Crikey, neither she nor anyone else could make that observation right now. Frankly it’s been hard to know which way to look these last few days, for fear of missing a development somewhere else.
- 2016 continued the trend of record-breaking warm years – and although El Nino played a role, it was very much a supporting one.
- In Washington, a series of Congressional hearings probed Donald Trump’s chosen top team on their approach to the scientific evidence on climate change - just as an opinion survey revealed that Americans' concern about climate change has hit a 10-year high
- In Britain, the government declared that several aspects of British life – health facilities, the coast, food supplies – will be progressively threatened by warming air, rising seas and flooding.
- The Scottish government set a stunning new target for cutting emissions – a two-thirds cut from 1990 levels by 2030, genuinely in the top few worldwide.
- And in Davos, after he’d finished making the case for world trade, Chinese President Xi Jinping lined up four-square behind the Paris Agreement – walking away would ‘endanger future generations’, he said – while at home, his government cancelled a hundred or so coal-fired power stations. (Just the hundred; no biggie.)
And by the time next week begins in earnest, Mr Trump will have taken his place in the Oval Office as the least likely, least predictable and least popular new arrival in living memory.
So – don’t look away. Things are going to – erm – hot up.
From the top down
One thing we can say for sure is that whatever the Trump administration eventually does on climate change and clean energy, it will be largely determined by the über-politics.
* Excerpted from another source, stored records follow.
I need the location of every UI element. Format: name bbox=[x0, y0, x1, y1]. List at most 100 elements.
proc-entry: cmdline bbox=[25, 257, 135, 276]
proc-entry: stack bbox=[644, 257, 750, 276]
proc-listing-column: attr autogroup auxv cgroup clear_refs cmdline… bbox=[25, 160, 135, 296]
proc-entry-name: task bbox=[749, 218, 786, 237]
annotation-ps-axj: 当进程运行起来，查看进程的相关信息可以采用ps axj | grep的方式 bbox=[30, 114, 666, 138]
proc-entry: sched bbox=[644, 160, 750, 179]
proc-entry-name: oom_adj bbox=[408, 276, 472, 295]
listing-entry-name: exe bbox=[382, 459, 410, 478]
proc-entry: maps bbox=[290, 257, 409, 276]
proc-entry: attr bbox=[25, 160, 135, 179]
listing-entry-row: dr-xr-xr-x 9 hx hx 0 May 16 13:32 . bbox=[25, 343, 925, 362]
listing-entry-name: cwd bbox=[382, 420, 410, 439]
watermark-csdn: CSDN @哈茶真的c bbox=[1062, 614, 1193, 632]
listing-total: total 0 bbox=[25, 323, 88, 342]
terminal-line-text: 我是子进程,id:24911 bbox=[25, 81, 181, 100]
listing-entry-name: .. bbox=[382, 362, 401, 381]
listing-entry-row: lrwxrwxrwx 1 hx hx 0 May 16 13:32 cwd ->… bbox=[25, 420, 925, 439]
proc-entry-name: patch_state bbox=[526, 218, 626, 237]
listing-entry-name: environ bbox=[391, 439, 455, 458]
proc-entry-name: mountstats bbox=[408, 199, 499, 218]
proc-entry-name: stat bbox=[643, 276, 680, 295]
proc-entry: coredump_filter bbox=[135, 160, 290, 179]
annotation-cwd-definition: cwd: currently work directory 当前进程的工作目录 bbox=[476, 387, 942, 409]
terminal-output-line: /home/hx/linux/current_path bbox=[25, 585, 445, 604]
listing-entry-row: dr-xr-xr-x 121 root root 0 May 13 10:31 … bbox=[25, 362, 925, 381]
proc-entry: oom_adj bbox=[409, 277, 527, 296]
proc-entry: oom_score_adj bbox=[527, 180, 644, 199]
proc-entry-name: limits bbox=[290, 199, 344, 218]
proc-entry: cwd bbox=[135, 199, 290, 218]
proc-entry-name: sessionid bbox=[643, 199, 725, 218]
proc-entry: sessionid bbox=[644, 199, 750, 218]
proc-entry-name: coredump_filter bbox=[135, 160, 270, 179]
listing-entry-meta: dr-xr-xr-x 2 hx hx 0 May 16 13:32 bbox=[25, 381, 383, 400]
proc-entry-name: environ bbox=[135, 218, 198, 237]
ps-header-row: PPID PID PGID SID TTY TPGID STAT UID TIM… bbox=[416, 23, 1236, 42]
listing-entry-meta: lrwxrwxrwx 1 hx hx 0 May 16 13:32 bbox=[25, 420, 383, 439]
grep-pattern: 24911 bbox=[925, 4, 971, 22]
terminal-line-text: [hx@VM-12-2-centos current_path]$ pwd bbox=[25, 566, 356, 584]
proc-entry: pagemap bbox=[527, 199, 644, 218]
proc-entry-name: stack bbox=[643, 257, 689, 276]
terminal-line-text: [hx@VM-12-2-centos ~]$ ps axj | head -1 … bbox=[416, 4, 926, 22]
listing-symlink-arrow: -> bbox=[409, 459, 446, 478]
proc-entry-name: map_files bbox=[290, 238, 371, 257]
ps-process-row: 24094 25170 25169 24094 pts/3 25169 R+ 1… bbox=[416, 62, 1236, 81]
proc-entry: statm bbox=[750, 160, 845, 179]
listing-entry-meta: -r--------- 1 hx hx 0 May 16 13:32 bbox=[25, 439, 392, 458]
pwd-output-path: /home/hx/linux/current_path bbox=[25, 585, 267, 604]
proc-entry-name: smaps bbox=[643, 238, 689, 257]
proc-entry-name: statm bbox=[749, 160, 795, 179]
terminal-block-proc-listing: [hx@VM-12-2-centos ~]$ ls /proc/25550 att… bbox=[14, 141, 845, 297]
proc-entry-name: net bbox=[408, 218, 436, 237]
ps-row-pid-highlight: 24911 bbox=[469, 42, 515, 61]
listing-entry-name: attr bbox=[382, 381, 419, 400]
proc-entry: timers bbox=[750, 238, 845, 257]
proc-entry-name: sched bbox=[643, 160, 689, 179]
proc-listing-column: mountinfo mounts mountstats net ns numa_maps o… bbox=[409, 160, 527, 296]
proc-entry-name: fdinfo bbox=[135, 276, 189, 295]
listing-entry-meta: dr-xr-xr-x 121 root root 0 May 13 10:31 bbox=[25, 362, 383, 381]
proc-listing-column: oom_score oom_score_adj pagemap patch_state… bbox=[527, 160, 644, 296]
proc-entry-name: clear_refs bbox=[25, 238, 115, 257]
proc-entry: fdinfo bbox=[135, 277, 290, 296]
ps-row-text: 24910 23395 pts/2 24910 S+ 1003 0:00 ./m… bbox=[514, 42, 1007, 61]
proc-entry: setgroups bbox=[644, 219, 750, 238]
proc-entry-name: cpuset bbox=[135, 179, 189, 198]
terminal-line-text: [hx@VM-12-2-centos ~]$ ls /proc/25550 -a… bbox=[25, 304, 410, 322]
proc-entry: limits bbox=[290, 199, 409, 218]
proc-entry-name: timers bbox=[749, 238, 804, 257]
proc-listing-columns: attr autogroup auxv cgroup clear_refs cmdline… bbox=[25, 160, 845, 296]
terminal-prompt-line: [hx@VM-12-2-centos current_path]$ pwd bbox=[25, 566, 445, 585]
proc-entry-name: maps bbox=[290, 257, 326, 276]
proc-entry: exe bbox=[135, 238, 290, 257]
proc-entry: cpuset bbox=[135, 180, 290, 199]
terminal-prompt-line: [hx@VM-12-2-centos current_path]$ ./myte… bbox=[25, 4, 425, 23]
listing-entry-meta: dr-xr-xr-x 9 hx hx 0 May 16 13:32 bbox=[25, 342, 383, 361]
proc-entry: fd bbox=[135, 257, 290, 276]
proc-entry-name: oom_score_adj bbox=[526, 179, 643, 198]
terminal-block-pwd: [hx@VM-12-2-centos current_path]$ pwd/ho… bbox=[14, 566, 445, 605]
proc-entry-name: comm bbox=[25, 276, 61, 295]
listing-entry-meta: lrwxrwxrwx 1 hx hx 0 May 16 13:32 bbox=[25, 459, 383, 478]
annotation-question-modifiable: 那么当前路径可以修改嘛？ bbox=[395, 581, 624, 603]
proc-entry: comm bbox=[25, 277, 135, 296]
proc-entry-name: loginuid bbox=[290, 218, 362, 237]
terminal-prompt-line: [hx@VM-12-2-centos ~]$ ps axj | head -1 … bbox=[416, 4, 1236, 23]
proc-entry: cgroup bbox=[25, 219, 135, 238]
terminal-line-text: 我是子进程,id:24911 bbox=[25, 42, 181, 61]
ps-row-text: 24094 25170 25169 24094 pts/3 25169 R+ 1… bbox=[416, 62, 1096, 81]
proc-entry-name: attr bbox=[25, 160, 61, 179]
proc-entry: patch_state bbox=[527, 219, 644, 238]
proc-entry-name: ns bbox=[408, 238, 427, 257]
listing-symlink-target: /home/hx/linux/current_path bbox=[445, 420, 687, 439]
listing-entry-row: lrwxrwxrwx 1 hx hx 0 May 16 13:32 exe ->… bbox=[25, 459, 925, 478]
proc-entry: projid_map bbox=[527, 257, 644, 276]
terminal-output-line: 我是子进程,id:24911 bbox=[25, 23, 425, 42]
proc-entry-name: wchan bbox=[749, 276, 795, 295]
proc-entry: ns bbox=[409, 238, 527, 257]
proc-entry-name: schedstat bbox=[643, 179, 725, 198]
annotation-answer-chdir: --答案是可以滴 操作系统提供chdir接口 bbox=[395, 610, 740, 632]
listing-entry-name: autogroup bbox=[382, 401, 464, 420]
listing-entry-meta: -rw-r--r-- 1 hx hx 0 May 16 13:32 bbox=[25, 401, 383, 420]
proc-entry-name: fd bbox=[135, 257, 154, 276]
For example, as The Hill revealed, cuts to some programmes are coming, not from ideology on climate change but from the over-riding desire to reduce government spending. When this happens, it’s important to consider the implications – but not to see it as a fundamental change of direction on climate policy.
The same is true in the UK. On the macro-scale, climate policy is secure, underpinned by the Climate Change Act to which both the government and the vast majority of MPs are committed.
But pragmatic moves in energy policy designed to ensure security of supply at the lowest cost, such as electrical interconnectors and shared gas storage, could fall prey to the overall Brexit narrative unless ministers and civil servants are careful. It’s collateral damage, rather than a surgical strike.
A heck of a lot has been written about Donald Trump’s historical approach to climate change. But that too needs, I would argue, to be seen through a macro-lens. Whatever else the President may be, he is undoubtedly a fantastic self-publicist – and fantastical tweets on climate change garner as much attention as those on anything else.
I suspect the reality is that like a heck of a lot of politicians, Mr Trump doesn’t particularly care either way. And on issues that they don’t really care about, politicians generally take positions based on politics rather than evidence.
Coal: still heading for the slag heap
From the vantage point of a coal company boss or a libertarian think-tank, it might look as though the politics are inexorably swinging in favour of promoting fossil fuels and cutting back on clean energy.
But in the real world, things look rather different.
As I’ve written before, a number of US states are committed to a smart grid future, based around renewable generation and including electric vehicles both as transport and units of storage. They’re doing it through concern over air pollution and climate change, because their citizens want it, and because on a time horizon of a couple of decades it makes economic sense. Four years of a Trump administration can’t change that, just as it can’t reboot the coal industry.
And out there in the real world, Americans are becoming more and more concerned about climate change.
Young Republicans have known for a couple of years that this removes outright climate denial as a tenable policy position – and, judging by the Congressional hearings for Mr Trump’s nominees, the older ones have cottoned on. All the nominees said pretty much the same thing – almost as though ‘message management’ was going on. And the message is that climate change is real. They're a long way away from singing the Greenpeace hymn sheet, and always will be - but the outright denialism that many nominees displayed even a few months back just isn't going to wash.
Logic suggests that the main reason for Americans’ rising concern is the growing evidence of climate impacts from the natural world.
A sequence of warmest ever years, increased linking of climate change to risk of fires and drought, spectacular melt rates in the Arctic, the ocean acidification impacts to US West Coast aquaculture… if Harold Macmillan was correct in saying events are what blows politics off course, that applies just as much to striking climate change signals as striking miners.
A fool's game
For all the influence they have mustered over the last decade, the reality climate sceptics have to face is that one by one, their arguments have fallen down.
Which is not to say they’re not still being made. Some newspaper editors still employ the odd columnist capable of writing, with a straight face, that China and India will build hundreds of coal-fired power stations.
The ‘global warming pause’ is still being touted – but with less and less scholarship behind it, attracting more and more ridicule in the process. As the saying goes, you can’t fool all of the people all of the time. And trying to keep doing it as the evidence gets flimsier and flimsier just makes a fool out of you.
For all of these reasons, I’m not anticipating a massive change in the US approach to climate change during the Trump years. The über-politics mean some cuts, for sure, and a probable end to the Federal-level clean energy push, which will inevitably slow change down.
But the changing economics of energy systems can’t be reversed. Public appetite for clean air and cool things like electric cars can’t be wished away. Wall or no wall, Trump’s America will still need friends overseas.
Donald Trump may have changed the rules of politics. But he hasn’t changed its laws.